Carl Theodor Dreyer’s depiction of the trial of Joan of Arc delves into themes of faith, conviction and persecution. While rooted in historical events, the film’s style heightens and elevates the psychological suffering, the religious ideas and the positions of power and control. The result is a film that wears its ideas on its sleeve and is much richer for it.
The film follows the historical trial of Joan of Arc (Maria Falconetti) for the claims of heresy against the Church. Throughout the film, the young Joan is questioned by leaders of the church about her claims that God spoke to her and that she saw the Virgin Mary. While these claims might have implications for the beliefs of these religious leaders, more than anything else, it threatens their power as the intermediaries between God and the people.
The Passion of Joan of Arc exposes the hypocrisy of the religious leaders. Here, men professing to be Christians go about abusing a young woman through interrogations intended to psychologically wear her down. When these measures fail, they turn to the threat of physical violence, taking her to a dungeon. What sort of religious person has a dungeon?

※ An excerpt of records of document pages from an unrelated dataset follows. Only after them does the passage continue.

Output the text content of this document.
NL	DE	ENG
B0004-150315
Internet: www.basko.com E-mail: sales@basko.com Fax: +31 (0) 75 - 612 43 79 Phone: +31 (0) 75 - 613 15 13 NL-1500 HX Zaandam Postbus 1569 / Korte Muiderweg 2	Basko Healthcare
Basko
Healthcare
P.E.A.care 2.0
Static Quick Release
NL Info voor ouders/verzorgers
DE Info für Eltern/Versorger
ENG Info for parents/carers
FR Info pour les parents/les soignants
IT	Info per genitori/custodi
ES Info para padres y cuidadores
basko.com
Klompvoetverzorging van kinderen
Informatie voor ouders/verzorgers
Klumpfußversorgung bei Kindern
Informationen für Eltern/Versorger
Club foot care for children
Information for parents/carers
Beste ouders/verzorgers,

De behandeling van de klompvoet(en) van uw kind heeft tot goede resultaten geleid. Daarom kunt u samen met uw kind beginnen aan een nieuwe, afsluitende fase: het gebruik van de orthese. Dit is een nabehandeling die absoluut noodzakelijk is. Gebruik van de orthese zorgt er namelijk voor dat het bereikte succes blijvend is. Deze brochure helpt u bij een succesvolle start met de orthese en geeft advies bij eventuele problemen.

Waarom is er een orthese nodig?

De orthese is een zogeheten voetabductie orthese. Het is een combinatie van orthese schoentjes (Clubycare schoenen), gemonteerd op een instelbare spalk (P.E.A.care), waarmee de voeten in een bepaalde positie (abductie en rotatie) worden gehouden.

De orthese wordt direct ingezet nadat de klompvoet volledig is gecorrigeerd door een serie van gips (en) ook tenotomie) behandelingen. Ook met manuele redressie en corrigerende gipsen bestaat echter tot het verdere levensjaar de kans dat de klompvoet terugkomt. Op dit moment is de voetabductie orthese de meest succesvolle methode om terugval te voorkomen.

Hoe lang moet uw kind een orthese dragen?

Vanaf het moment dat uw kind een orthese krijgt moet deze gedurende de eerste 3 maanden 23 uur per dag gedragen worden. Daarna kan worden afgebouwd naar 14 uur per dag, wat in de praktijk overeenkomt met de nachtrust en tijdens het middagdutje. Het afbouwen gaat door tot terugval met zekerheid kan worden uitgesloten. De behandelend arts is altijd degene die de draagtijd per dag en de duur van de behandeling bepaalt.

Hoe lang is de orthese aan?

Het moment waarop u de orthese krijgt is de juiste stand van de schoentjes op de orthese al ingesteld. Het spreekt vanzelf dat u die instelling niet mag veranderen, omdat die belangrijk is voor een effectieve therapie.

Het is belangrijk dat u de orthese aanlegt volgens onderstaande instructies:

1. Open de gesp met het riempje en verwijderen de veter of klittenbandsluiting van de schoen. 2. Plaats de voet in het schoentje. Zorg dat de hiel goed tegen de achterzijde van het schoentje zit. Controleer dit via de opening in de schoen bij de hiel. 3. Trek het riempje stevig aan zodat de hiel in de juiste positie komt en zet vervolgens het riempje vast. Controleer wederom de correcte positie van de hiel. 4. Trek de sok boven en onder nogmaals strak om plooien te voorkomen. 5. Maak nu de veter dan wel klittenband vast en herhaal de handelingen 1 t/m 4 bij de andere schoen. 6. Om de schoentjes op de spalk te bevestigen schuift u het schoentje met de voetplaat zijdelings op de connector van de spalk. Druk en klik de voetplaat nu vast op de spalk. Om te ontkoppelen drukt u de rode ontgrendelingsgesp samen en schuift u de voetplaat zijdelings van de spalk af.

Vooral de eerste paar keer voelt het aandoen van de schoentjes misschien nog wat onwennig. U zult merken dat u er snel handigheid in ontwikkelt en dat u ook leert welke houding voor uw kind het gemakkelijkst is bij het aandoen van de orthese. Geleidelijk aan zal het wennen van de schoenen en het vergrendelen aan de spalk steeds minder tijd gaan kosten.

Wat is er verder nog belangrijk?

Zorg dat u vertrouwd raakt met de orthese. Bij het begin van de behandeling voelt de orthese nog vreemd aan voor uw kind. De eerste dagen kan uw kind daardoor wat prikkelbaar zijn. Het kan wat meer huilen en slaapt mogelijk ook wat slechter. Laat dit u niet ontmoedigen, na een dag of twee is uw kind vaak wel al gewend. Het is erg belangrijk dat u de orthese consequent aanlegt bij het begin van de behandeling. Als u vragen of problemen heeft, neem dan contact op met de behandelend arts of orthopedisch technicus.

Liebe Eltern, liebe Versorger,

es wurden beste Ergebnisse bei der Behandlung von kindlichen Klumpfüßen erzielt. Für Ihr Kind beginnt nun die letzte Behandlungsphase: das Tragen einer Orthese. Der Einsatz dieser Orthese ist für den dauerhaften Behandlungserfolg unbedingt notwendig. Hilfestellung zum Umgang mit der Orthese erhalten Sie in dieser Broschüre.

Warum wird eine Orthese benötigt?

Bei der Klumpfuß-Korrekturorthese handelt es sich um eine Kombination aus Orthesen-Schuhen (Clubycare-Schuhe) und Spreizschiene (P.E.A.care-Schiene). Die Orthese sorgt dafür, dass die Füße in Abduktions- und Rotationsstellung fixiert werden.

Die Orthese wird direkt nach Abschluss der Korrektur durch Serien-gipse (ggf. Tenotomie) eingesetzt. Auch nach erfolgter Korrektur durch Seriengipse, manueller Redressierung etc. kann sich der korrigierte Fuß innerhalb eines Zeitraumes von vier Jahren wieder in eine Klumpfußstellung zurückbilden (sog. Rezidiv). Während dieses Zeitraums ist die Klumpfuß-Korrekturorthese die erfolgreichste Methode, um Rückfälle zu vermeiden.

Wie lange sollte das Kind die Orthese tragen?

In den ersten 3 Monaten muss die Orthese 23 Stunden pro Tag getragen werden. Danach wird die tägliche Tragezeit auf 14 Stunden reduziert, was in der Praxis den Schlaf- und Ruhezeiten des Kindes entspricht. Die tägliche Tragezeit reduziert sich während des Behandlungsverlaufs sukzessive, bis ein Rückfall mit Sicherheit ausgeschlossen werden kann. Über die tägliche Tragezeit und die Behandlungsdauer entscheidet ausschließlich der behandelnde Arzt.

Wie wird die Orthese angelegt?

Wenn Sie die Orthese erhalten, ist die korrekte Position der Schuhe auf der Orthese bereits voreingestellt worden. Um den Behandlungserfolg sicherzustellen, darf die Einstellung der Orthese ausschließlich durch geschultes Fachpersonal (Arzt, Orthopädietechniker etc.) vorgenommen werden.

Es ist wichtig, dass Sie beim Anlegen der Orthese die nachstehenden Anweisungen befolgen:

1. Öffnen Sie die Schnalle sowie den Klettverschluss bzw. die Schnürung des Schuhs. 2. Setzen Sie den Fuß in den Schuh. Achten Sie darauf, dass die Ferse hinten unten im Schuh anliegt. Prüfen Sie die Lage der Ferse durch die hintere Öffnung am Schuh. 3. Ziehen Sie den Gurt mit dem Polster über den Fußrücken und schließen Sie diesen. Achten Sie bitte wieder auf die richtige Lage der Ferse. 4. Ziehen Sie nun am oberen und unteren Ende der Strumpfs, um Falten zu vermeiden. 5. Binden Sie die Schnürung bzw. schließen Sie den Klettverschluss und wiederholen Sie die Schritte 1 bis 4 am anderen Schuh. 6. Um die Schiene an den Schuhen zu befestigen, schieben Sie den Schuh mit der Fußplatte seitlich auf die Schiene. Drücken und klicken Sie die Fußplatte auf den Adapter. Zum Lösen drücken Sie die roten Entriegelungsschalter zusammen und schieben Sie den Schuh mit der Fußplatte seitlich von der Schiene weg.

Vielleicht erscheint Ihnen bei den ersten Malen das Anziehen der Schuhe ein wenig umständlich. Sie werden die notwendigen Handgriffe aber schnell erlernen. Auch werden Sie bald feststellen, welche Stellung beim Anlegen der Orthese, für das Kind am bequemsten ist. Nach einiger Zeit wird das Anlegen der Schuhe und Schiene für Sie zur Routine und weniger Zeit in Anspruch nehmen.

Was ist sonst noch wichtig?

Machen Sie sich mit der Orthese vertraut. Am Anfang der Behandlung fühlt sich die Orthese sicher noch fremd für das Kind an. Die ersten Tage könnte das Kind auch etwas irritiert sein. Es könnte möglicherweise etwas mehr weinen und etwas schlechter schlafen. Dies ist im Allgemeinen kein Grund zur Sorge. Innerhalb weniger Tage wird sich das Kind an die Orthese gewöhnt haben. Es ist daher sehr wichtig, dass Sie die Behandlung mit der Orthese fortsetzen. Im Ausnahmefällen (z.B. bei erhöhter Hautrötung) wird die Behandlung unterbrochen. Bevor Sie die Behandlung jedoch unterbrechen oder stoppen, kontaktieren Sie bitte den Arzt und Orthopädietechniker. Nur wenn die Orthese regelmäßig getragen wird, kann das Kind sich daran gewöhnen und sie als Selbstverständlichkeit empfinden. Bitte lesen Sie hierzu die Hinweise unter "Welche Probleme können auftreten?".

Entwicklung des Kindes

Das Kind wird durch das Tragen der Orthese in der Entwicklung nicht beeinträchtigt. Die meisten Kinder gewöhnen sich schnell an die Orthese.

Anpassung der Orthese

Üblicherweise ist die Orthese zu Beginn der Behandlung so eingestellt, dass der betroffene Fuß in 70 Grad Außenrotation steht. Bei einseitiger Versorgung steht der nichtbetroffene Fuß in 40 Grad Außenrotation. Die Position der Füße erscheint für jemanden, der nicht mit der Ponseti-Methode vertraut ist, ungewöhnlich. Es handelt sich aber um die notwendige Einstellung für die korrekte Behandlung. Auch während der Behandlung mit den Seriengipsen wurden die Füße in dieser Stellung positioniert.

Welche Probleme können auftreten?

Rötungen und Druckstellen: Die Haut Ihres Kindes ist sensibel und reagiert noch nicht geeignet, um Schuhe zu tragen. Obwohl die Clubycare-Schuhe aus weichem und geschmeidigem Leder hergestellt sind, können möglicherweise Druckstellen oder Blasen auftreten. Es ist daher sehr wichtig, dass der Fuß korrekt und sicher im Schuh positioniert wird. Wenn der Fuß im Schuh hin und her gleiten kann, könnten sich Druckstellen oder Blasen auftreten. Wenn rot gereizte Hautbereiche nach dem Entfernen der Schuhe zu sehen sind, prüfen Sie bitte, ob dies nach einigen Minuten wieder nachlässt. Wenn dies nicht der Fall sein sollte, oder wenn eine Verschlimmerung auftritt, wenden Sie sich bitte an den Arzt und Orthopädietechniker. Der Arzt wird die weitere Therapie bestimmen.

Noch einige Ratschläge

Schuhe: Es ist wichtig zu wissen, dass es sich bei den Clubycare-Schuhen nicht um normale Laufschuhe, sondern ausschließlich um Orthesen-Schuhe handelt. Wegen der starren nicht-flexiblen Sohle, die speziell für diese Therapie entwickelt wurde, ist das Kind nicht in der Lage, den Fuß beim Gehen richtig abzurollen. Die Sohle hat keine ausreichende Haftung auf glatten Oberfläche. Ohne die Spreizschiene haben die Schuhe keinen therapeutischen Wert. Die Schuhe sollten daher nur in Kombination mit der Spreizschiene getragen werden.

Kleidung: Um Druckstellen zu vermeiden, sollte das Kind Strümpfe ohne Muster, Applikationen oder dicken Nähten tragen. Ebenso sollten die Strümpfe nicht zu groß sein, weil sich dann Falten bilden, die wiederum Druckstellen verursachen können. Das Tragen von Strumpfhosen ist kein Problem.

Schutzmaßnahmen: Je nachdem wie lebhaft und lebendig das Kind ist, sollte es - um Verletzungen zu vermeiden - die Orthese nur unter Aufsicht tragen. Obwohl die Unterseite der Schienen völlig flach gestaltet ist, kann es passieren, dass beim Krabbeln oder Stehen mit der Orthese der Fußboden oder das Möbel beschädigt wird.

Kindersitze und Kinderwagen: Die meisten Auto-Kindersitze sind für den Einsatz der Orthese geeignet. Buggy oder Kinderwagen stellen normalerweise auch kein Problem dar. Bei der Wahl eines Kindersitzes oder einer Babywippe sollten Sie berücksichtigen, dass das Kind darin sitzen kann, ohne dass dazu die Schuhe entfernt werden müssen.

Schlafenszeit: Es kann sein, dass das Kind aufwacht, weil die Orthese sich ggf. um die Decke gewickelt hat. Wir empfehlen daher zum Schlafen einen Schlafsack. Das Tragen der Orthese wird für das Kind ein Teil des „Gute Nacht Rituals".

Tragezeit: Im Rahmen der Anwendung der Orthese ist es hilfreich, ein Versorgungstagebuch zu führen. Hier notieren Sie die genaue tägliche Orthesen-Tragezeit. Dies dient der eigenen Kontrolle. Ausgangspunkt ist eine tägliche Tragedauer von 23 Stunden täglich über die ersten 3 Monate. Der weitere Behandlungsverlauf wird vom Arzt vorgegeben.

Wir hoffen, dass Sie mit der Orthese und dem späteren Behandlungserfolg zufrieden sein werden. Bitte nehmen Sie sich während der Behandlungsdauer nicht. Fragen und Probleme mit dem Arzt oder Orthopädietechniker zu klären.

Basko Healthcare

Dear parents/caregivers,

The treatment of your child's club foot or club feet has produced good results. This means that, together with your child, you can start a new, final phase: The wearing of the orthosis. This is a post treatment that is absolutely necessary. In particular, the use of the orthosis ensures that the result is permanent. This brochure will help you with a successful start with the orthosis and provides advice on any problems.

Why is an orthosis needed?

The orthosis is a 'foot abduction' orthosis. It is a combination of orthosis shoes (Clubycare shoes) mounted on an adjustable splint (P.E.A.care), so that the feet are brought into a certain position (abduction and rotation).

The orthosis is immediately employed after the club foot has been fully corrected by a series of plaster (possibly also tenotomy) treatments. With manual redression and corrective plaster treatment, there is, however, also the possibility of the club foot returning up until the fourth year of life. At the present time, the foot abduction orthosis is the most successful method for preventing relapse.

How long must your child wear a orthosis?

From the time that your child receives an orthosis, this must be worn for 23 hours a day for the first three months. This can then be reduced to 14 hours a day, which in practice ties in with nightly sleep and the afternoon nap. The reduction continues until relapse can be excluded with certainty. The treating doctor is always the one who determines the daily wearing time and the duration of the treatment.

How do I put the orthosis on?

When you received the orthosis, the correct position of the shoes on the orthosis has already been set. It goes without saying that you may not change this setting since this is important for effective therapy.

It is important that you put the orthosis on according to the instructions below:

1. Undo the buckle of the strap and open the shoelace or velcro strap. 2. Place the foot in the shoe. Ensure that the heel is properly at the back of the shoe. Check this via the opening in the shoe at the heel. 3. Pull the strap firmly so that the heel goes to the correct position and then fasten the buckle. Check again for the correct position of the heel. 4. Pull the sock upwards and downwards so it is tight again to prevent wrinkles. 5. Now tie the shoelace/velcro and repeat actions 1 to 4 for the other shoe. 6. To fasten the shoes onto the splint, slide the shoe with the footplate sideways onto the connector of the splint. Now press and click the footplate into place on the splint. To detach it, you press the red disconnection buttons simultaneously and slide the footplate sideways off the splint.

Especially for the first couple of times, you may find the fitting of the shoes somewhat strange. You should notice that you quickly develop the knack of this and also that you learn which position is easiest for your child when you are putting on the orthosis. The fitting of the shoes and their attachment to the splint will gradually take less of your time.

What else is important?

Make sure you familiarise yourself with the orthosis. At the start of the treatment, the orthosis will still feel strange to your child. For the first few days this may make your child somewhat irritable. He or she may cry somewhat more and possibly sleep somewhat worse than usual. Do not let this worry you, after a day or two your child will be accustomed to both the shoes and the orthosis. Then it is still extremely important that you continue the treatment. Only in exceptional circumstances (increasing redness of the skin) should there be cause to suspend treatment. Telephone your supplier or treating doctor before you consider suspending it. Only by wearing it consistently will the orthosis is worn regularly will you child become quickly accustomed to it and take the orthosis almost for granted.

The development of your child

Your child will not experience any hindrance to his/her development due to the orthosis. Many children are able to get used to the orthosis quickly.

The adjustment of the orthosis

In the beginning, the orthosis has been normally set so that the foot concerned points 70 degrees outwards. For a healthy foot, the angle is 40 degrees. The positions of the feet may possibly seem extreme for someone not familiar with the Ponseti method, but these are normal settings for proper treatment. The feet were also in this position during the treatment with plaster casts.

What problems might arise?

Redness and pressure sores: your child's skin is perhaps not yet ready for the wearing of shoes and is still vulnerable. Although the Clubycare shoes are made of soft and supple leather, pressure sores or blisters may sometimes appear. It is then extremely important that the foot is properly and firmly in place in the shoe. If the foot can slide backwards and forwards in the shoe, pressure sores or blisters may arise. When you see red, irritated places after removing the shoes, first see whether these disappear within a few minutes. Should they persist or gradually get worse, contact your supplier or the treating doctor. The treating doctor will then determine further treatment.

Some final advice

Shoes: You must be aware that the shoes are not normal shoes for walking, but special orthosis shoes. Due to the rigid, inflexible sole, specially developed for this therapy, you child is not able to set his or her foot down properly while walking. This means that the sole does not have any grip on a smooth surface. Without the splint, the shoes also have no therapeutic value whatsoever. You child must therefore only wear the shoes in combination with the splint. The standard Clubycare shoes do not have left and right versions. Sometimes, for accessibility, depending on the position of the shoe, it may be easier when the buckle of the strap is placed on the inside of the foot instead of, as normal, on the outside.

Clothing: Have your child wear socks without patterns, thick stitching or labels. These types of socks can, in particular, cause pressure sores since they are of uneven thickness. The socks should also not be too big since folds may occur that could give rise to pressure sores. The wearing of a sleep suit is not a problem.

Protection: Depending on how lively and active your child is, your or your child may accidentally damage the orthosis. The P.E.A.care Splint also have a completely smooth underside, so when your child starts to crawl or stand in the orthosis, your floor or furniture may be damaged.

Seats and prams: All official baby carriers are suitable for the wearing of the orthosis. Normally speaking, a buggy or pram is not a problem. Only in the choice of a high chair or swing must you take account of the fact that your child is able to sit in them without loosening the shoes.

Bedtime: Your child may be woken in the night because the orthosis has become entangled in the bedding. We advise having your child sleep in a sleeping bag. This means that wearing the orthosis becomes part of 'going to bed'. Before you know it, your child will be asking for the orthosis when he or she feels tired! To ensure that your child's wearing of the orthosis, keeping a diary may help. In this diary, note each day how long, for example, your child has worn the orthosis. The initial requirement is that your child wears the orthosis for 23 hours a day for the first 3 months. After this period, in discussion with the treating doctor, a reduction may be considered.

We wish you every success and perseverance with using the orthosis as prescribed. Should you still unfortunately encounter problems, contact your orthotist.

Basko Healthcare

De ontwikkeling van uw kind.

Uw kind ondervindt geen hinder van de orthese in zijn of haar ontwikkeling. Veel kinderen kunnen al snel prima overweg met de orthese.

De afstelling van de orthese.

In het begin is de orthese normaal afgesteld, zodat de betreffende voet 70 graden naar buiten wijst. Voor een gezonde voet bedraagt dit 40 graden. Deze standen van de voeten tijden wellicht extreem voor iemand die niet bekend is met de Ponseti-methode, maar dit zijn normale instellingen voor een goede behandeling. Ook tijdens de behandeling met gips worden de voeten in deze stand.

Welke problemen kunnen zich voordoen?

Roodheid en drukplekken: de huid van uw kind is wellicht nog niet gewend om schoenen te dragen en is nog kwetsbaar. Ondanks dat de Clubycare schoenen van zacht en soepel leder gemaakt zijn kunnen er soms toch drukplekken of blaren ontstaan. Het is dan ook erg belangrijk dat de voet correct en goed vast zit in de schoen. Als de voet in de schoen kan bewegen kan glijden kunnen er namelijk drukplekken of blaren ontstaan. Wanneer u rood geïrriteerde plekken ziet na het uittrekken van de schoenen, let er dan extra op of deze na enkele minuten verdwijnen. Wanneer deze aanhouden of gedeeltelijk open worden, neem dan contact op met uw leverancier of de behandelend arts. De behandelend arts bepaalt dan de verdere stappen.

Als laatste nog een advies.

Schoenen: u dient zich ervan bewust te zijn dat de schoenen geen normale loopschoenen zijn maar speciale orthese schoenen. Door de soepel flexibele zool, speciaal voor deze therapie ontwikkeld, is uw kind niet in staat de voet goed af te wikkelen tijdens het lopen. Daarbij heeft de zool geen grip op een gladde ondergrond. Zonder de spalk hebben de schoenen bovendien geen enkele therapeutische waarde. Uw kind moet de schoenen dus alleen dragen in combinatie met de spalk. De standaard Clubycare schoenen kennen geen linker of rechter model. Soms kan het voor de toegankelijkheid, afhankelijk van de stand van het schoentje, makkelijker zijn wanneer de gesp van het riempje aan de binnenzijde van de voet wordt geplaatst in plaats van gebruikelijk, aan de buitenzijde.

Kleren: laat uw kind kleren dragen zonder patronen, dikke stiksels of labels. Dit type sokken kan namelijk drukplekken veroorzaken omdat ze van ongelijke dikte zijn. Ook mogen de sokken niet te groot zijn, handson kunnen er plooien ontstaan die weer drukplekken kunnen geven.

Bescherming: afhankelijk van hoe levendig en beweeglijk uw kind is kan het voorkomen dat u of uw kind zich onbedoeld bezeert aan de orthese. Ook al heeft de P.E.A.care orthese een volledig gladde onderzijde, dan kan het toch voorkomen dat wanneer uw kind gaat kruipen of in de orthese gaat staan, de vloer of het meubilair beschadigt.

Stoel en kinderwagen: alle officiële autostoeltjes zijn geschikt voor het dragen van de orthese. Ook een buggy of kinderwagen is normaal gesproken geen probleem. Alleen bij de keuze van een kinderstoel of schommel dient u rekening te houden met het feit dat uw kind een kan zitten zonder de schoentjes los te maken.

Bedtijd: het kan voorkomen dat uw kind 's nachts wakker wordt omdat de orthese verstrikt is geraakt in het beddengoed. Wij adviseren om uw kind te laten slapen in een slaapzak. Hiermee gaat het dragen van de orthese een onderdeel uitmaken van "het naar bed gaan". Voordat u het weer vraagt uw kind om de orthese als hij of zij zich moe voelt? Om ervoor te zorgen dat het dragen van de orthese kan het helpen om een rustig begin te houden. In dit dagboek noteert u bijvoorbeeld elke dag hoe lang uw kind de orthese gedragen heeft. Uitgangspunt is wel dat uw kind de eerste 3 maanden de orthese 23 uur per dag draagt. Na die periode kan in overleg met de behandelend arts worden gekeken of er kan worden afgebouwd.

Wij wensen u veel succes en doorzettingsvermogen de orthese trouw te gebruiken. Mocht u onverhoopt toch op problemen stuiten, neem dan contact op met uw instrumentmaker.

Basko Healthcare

They even go so far as to use communion as a way to extort Joan, denying it to her unless she confesses. These men will pervert their own system of religion and use any means they can to extort those beneath them. Dreyer shows how systems of power and religion combined can be used to horrible ends, even oppressing those who profess to believe in the same God.
In contrast, Joan is able to demonstrate belief and conviction in the face of such oppression. Joan professes miraculous things, that God divinely spoke to her, which justifies her actions. The film doesn’t explore the veracity of these claims, even though it’s the pivotal point on which the film moves. Instead, it demonstrates her willingness to cling to her convictions in spite of persecution.
Joan’s persecution and suffering is often paralleled with the suffering of Jesus. The entire proceedings parallel Jesus’ own trial before the religious leaders of his day. She’s given a makeshift crown and scepter as if a king and mocked by her guards. There is also Maria Falconetti’s performance. She often strikes poses that evoke famous and iconic paintings of Jesus.
But the film is not triumphant and unwavering. Eventually, Joan signs a confession. She quickly redacts it, saying she was falsely coerced into signing it. The film doesn’t expect conviction to be unwavering. There will be moments of doubt, moments where faith is questioned. These failures will come from even the most faithful. Dreyer is not afraid to present this bit of history as a reminder of the fallibility of humans.
While these themes gain definition in the context of the Judeo-Christian tradition, these are universal ideas about the abuse of power, the trial of suffering and the strength of one’s own convictions. Everyone has beliefs, but under stress, will one stand up to those convictions in the face of oppression? And is one willing to die for what they believe? Like Joan, no one may know the strength of their convictions until they are taken to trial, and not everyone may be able to carry the full burden of being persecuted – to the point of death – without succumbing to doubt.